After being able to implement an ELF parser that can read symbols’ versions, without looking at glibc source code – because I don’t want to hurt my eyes looking at it, and also because if I need I can implement it again without being restricted to GPL-2 license – I have to say that I don’t like it and I hope never to rely on it in my life! Seems to me like it would have been possible to use a few more bytes but make the load process faster by using fixed-length records; there are also flags variables pretty much unused that could have been used for defined or non-defined symbols if that matters so much, but the fact that you find the version through the symbols rather than the other way around makes it pretty much pointless: you already know if a symbol is defined or not!

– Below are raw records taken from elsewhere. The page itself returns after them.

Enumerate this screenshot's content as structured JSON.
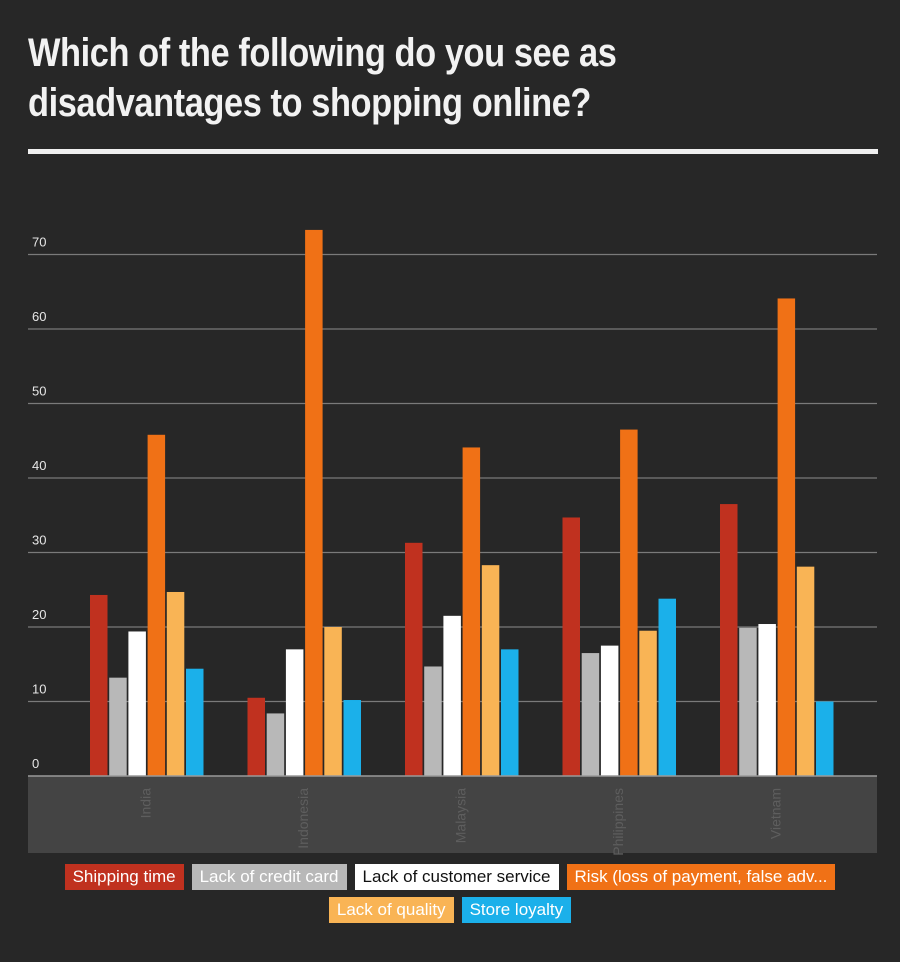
{
  "title_line1": "Which of the following do you see as",
  "title_line2": "disadvantages to shopping online?",
  "chart_data": {
    "type": "bar",
    "title": "Which of the following do you see as disadvantages to shopping online?",
    "categories": [
      "India",
      "Indonesia",
      "Malaysia",
      "Philippines",
      "Vietnam"
    ],
    "series": [
      {
        "name": "Shipping time",
        "color": "#c0311f",
        "text_color": "#ffffff",
        "values": [
          24.3,
          10.5,
          31.3,
          34.7,
          36.5
        ]
      },
      {
        "name": "Lack of credit card",
        "color": "#b8b8b8",
        "text_color": "#ffffff",
        "values": [
          13.2,
          8.4,
          14.7,
          16.5,
          19.9
        ]
      },
      {
        "name": "Lack of customer service",
        "color": "#ffffff",
        "text_color": "#111111",
        "values": [
          19.4,
          17.0,
          21.5,
          17.5,
          20.4
        ]
      },
      {
        "name": "Risk (loss of payment, false adv...",
        "color": "#f07116",
        "text_color": "#ffffff",
        "values": [
          45.8,
          73.3,
          44.1,
          46.5,
          64.1
        ]
      },
      {
        "name": "Lack of quality",
        "color": "#f9b455",
        "text_color": "#ffffff",
        "values": [
          24.7,
          20.0,
          28.3,
          19.5,
          28.1
        ]
      },
      {
        "name": "Store loyalty",
        "color": "#1bb0ea",
        "text_color": "#ffffff",
        "values": [
          14.4,
          10.2,
          17.0,
          23.8,
          10.0
        ]
      }
    ],
    "y_ticks": [
      0,
      10,
      20,
      30,
      40,
      50,
      60,
      70
    ],
    "ylim": [
      0,
      75
    ],
    "grid": true,
    "legend_position": "bottom",
    "xlabel": "",
    "ylabel": ""
  }
}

Anyway after this a-bit-offtopic time, let me show a bit of results coming from the script itself:

  • bug #178919, #178920, #178921 and #178923: there are three ebuilds (one being python and two being python extensions) that brings in their own copy of expat, 1.95.8, which is incompatible with expat 2.0 that is in ~arch for a while now; Compress-Raw-Zlib instead carries its own copy of zlib, which is a waste as virtually any system at a given time has a copy of zlib already in memory.
  • I found a few more common libraries in kdepim-kresources that cut down three more megabytes from the total size of the package installed on my system; note that the size includes full debug information in dwarf format (-ggdb), but no debug code; the memory reduction should be similar in a proportion, but it’s not the same amount of course; still it’s a sensible gain.
  • I also prepared a patch for kmix to install two more libraries: libkmixprivate and libkmixuiprivate, as kmix, kmixctrl and kmix_applet were sharing half of their code to begin with; through my patch they share it effectively on disk, and during build the files are built once only.
  • Samba would probably make use of a libsambainternal library of its own, as a lot of symbols seems to be shared between different tools from the Samba package. Note that internal libraries are an useful way of sharing code, as you can put there the functions used by everything, and just declare them to be private, making sure that users of the project won’t try to use it, or at least will know that the ABI can change from one release to the other.

With the more widespread look of the script I also had to extend a lot the suppressions’ file, as there is a lot of software using plugin-based interface nowadays.
One problem I’m facing now, though, is that there are a lot of drop-in replacement libraries in a common system, for instance libncurses and libncursesw, OpenSSL and GNU-TLS’s replacement, and so on. I need to write a suppression file for those too, so that the symbols common between those libraries are not reported as actual collisions, but skipped over.

One thing I’m not sure about are the yy* symbols that come out of flex/yacc/whatever it is. There are a lot of libraries that export them, and I’m not sure if it’s correct for them to, as the different flex versions might be incompatible. Unfortunately I never used flex in my life so I can’t tell.

If somebody knows how those functions are supposed to work with shared libraries, I’ll be very grateful to know; and if they are a problem, I’ll see to report and fix all of them.